El expresidente del partido La Izquierda Lothar Bisky falleció hoy a los 71 años, tras una larga trayectoria como líder histórico e identificado como el rostro conciliador del poscomunismo alemán surgido tras la caída del Muro de Berlín. Foto AP/DPA/Tim Brakemeier
Bisky presidió entre 1993 y 2000 y luego entre 2003 y 2007 el Partido del Socialismo Democrático (PDS).
Berlín, Alemania.- El expresidente del partido La Izquierda Lothar Bisky falleció hoy a los 71 años, tras una larga trayectoria como líder histórico e identificado como el rostro conciliador del poscomunismo alemán surgido tras la caída del Muro de Berlín.

El político alemán, retirado de la política activa en 2012 por razones de salud, murió este martes "dejándonos un inmenso dolor", indicó el jefe del grupo parlamentario de La Izquierda, Gregor Gysi, quien durante años compartió con Bisky la jefatura de su formación.

Bisky presidió entre 1993 y 2000 y luego entre 2003 y 2007 el Partido del Socialismo Democrático (PDS), formación posteriormente fusionada con la disidencia socialdemócrata para constituir La Izquierda, que asimismo lideró entre 2007 y 2010.

Se le considera, junto a Gysi, el artífice del resurgimiento del poscomunismo tras la disolución de la República Democrática Alemana (RDA), así como de su reagrupamiento con La Izquierda, liderada por el exsocialdemócrata Oskar Lafontaine.

Nacido el 17 de agosto de 1941 en el este de Alemania pero crecido en el oeste, adonde se había trasladado su familia, Bisky regresó con 18 años al territorio de la RDA, por considerar que la Alemania occidental no brindaba oportunidades de estudiar a las clases menos favorecidas, como era su caso.

Estudió Filosofía en la Universidad Humboldt de Berlín, luego se doctoró en Leipzig y ejerció como profesor en la Escuela de Cine y Televisión de Potsdam.

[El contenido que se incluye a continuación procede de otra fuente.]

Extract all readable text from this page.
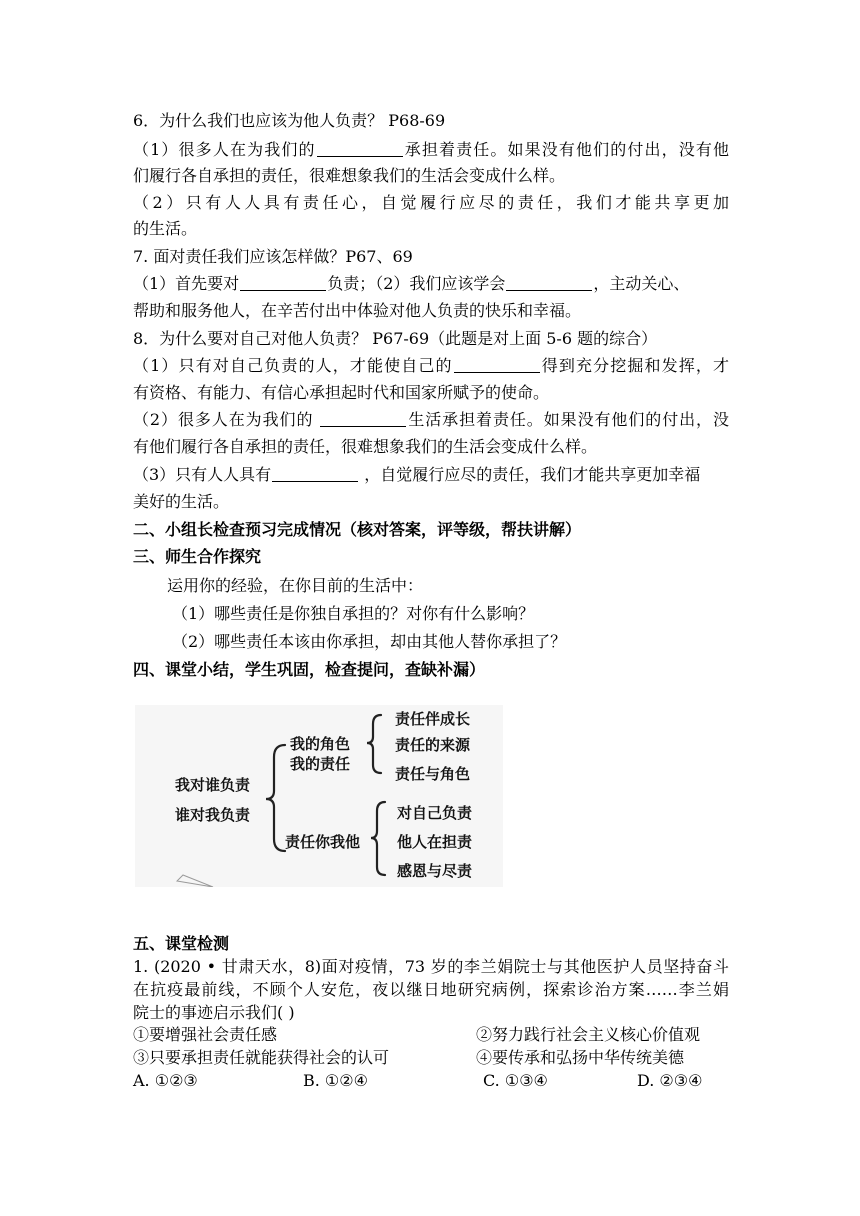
6．为什么我们也应该为他人负责？ P68-69
（1）很多人在为我们的	承担着责任。如果没有他们的付出，没有他
们履行各自承担的责任，很难想象我们的生活会变成什么样。
（2）只有人人具有责任心，自觉履行应尽的责任，我们才能共享更加
的生活。
7. 面对责任我们应该怎样做？P67、69
（1）首先要对	负责；（2）我们应该学会	，主动关心、
帮助和服务他人，在辛苦付出中体验对他人负责的快乐和幸福。
8．为什么要对自己对他人负责？ P67-69（此题是对上面 5-6 题的综合）
（1）只有对自己负责的人，才能使自己的	得到充分挖掘和发挥，才
有资格、有能力、有信心承担起时代和国家所赋予的使命。
（2）很多人在为我们的	生活承担着责任。如果没有他们的付出，没
有他们履行各自承担的责任，很难想象我们的生活会变成什么样。
（3）只有人人具有	，自觉履行应尽的责任，我们才能共享更加幸福
美好的生活。
二、小组长检查预习完成情况（核对答案，评等级，帮扶讲解）
三、师生合作探究
运用你的经验，在你目前的生活中：
（1）哪些责任是你独自承担的？对你有什么影响？
（2）哪些责任本该由你承担，却由其他人替你承担了？
四、课堂小结，学生巩固，检查提问，查缺补漏）
我对谁负责
谁对我负责
我的角色
我的责任
责任你我他
责任伴成长
责任的来源
责任与角色
对自己负责
他人在担责
感恩与尽责
五、课堂检测
1. (2020 • 甘肃天水，8)面对疫情，73 岁的李兰娟院士与其他医护人员坚持奋斗
在抗疫最前线，不顾个人安危，夜以继日地研究病例，探索诊治方案……李兰娟
院士的事迹启示我们( )
①要增强社会责任感	②努力践行社会主义核心价值观
③只要承担责任就能获得社会的认可	④要传承和弘扬中华传统美德
A. ①②③	B. ①②④	C. ①③④	D. ②③④
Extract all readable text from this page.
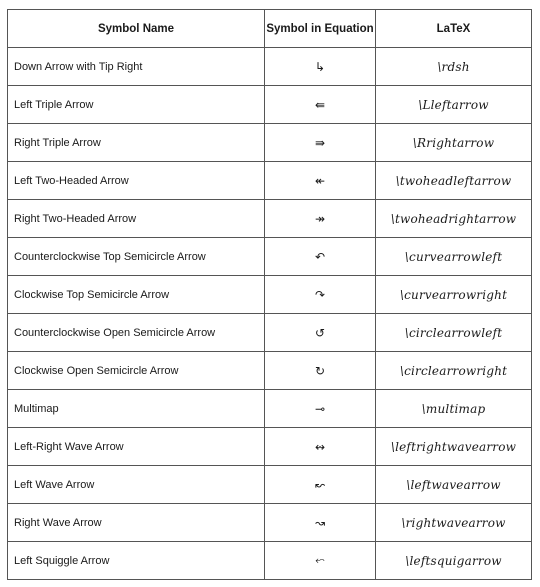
Symbol Name	Symbol in Equation	LaTeX
Down Arrow with Tip Right	↳	\rdsh
Left Triple Arrow	⇚	\Lleftarrow
Right Triple Arrow	⇛	\Rrightarrow
Left Two-Headed Arrow	↞	\twoheadleftarrow
Right Two-Headed Arrow	↠	\twoheadrightarrow
Counterclockwise Top Semicircle Arrow	↶	\curvearrowleft
Clockwise Top Semicircle Arrow	↷	\curvearrowright
Counterclockwise Open Semicircle Arrow	↺	\circlearrowleft
Clockwise Open Semicircle Arrow	↻	\circlearrowright
Multimap	⊸	\multimap
Left-Right Wave Arrow	↭	\leftrightwavearrow
Left Wave Arrow	↜	\leftwavearrow
Right Wave Arrow	↝	\rightwavearrow
Left Squiggle Arrow	⬿	\leftsquigarrow
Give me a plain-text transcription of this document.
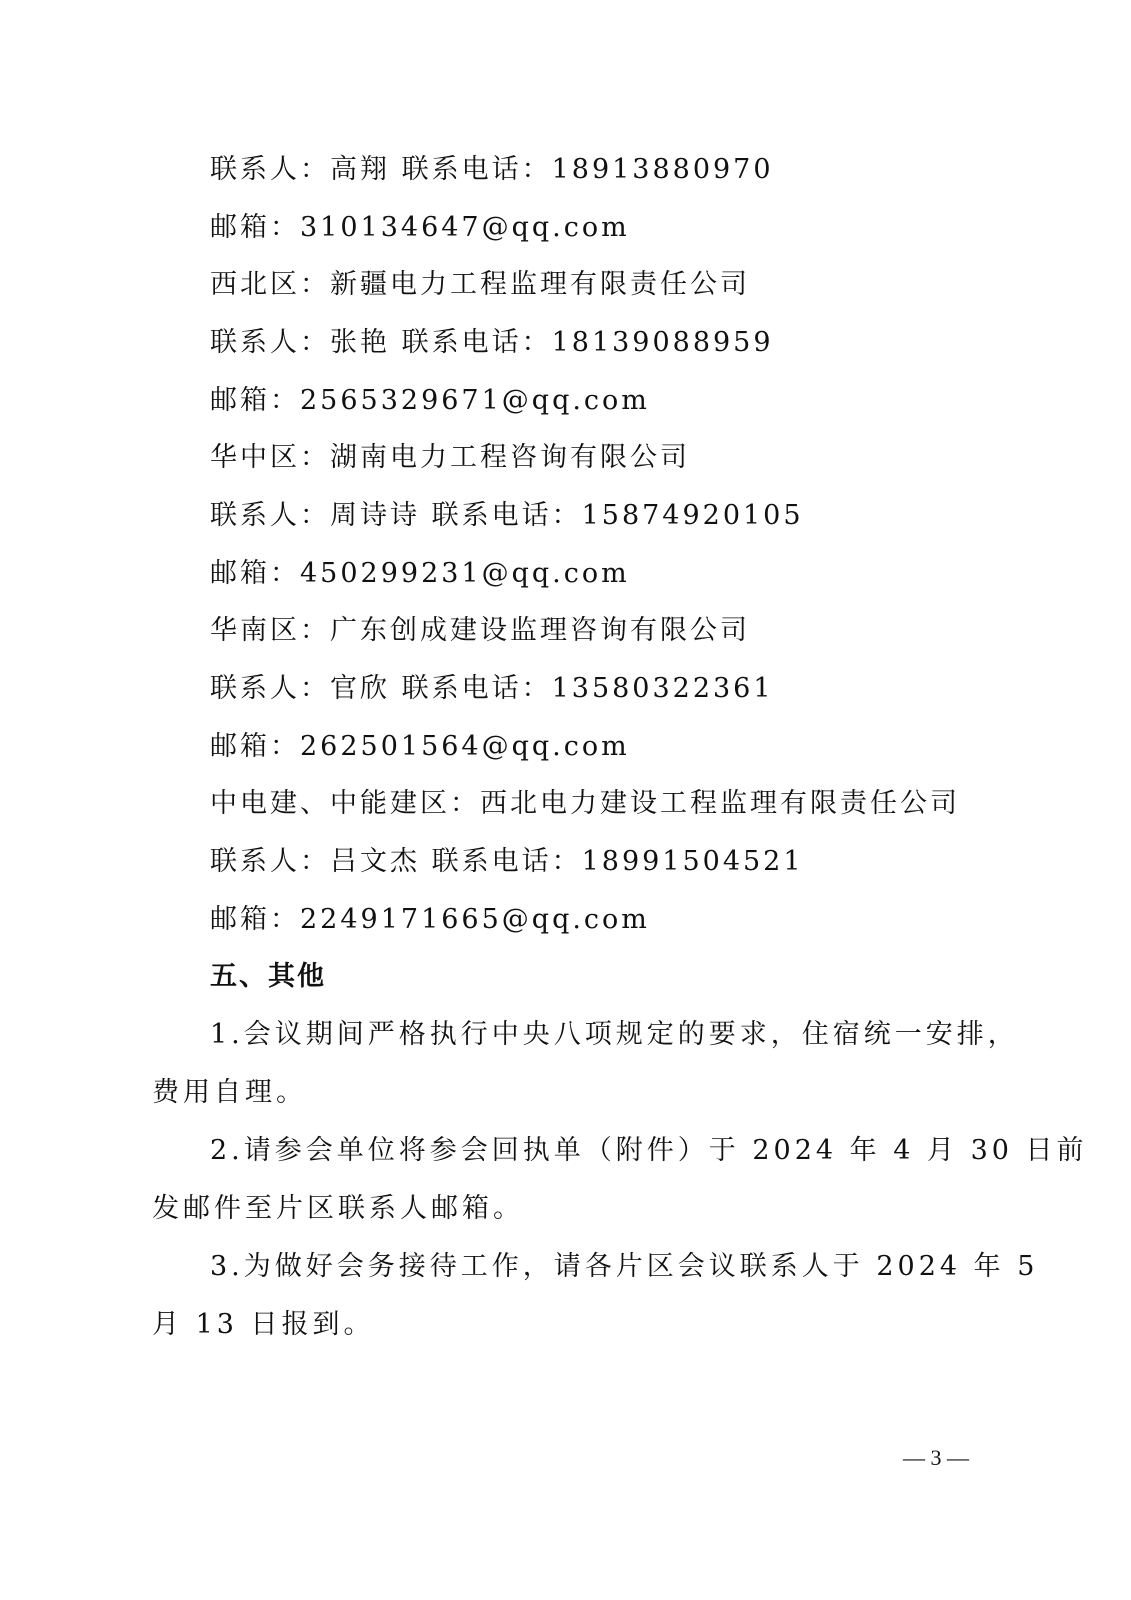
联系人：高翔 联系电话：18913880970
邮箱：310134647@qq.com
西北区：新疆电力工程监理有限责任公司
联系人：张艳 联系电话：18139088959
邮箱：2565329671@qq.com
华中区：湖南电力工程咨询有限公司
联系人：周诗诗 联系电话：15874920105
邮箱：450299231@qq.com
华南区：广东创成建设监理咨询有限公司
联系人：官欣 联系电话：13580322361
邮箱：262501564@qq.com
中电建、中能建区：西北电力建设工程监理有限责任公司
联系人：吕文杰 联系电话：18991504521
邮箱：2249171665@qq.com
五、其他
1.会议期间严格执行中央八项规定的要求，住宿统一安排，
费用自理。
2.请参会单位将参会回执单（附件）于 2024 年 4 月 30 日前
发邮件至片区联系人邮箱。
3.为做好会务接待工作，请各片区会议联系人于 2024 年 5
月 13 日报到。
— 3 —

Ingresó en el partido comunista de la RDA en 1961, pero en medio de la creciente presión popular que precipitó la caída del bloque comunista se alineó a su ala reformista.

Como tal, estuvo entre los oradores de la histórica concentración del 4 de noviembre de 1989 en la Alexanderplatz, cinco días antes de la caída del Muro y ante medio millón de personas, para apostar por la pervivencia de la RDA sobre la base de un socialismo democrático.

Representó la vía de la moderación tanto al frente del PDS como luego ante La Izquierda, frente a los más carismáticos, pero también agresivos, Gysi y Lafontaine.

A él se atribuye, en buena parte, que el PDS lograse despegar en la primera etapa de arrinconamiento político tras la reunificación alemana, en 1990, hasta hacerse un sitio en el Parlamento federal, el Bundestag.

Inicialmente, esta formación debía sus pocas escaños a victorias absolutas en sus bastiones del este, ya que a escala nacional no alcanzaba el mínimo del 5 % necesario para obtener escaños.

Con el tiempo consolidó posiciones hasta convertirse en la tercera fuerza en todo el antiguo territorio germanooriental, pero en el oeste seguía relegado a porcentajes pírricos.

A la escisión de Lafontaine, quien dimitió abruptamente en 1999 como ministro de Hacienda de Gerhard Schroeder y líder del Partido Socialdemócrata (SPD), siguió un largo proceso de fusión de la que nació La Izquierda y su asentamiento también en el oeste del país.

Pesea su estabilización en el espectro parlamentario, La Izquierda sigue sin contar como eventual socio para un gobierno federal, ni con el bloque socialdemócrata-verde, ni menos aún por la centroderecha de la canciller alemana, Angela Merkel.

La muerte de Bisky coincidió con el 52 aniversario de la construcción del Muro, el 13 de agosto de 1961, y con una nueva polémica entre su formación y el SPD, activada por el escritor Günter Grass.

En medio de la campaña electoral para las legislativas del 22 de diciembre, el Premio Nobel de Literatura de 1999 recordó hoy el golpe asestado a la socialdemocracia alemana por la doble dimisión de Lafontaine, en 1999, a modo de ajuste de cuentas con Schroeder.

Fue una "traición" de la que nunca se ha recuperado la socialdemocracia alemana, explicaba Grass a "Süddeutsche Zeitung", y el obstáculo persistente para la reconciliación con la Izquierda.